北海道から東京に出てきた女の子が自分とかぶってしょうがなかった。

印象深いセリフは、「どうしてここの大学受けたんですか」という言葉。
私も言われたから。
その言葉は「どうして東京に出て来たのか」という質問と似ている。
私はどうして東京に出て来たのか考えてみた。
周りの友達の6割が関西に進出するから同じじゃ面白くないし、大学が多い(選択肢が多いということ)。
という理由が一番かなあと思った。あとは、一人暮らしがしたかった、くらい。
大学の自宅通学の友達に「家を出ようなんて考えたこともなかった」とも言われた。
選ぶ大学がたくさんあれば、私も高松を出ずにずっと暮らしていたかもしれない。
「どうして〜(東京)に出て来たのか」という質問は(私にとっては)ナンセンスだった。

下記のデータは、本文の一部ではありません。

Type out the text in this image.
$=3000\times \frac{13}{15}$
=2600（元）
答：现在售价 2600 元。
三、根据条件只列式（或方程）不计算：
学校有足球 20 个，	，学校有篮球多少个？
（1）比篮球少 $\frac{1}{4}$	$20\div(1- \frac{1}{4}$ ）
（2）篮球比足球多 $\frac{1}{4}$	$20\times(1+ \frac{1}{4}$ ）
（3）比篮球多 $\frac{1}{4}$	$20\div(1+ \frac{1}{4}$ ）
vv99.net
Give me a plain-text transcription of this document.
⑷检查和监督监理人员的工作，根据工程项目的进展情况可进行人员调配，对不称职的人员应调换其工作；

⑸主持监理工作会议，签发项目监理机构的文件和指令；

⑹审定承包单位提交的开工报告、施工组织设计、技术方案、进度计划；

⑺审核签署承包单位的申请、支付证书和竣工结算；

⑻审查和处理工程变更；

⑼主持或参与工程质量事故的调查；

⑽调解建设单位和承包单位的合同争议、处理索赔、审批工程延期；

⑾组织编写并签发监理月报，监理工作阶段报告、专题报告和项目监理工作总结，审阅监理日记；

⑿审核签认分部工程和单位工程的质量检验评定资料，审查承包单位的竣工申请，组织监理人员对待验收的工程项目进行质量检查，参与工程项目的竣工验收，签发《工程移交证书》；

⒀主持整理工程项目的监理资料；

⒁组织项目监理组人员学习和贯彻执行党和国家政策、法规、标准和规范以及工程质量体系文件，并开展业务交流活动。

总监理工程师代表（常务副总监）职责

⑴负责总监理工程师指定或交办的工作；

私の状況に対して想像力のない言葉だと思った。
私は自分の選択肢が狭かったお陰で勢いで住み慣れた街を離れ、いろんなことを一人で何でもやってみる、という経験があってよかった。
話がそれてしまったが、とにかく一人暮らしをしている人、
始めたばかりの人には共感する部分が多いんじゃないかと思う。人に対する態度とかが、とても「ああー」って気分になります。
あのころ(3年前)を思い出したなあ。初めてで何もかも手一杯で一生懸命な。
春の切ない気分にすごくマッチする。

黒猫・白猫//2000 January 28 @飯田橋ギンレイホール

喜劇。観てて幸せになった。めちゃめちゃなんやけど。

シュリ//2000 January 12 @渋谷パンテオン

アクション。
しかしその裏には南北朝鮮の「分断」という重いテーマを扱っているけど
それを重視しなくても楽しめる。それを考えると最後も二重に悲しい。
最初の方の2人のポポが可愛いな、って思った。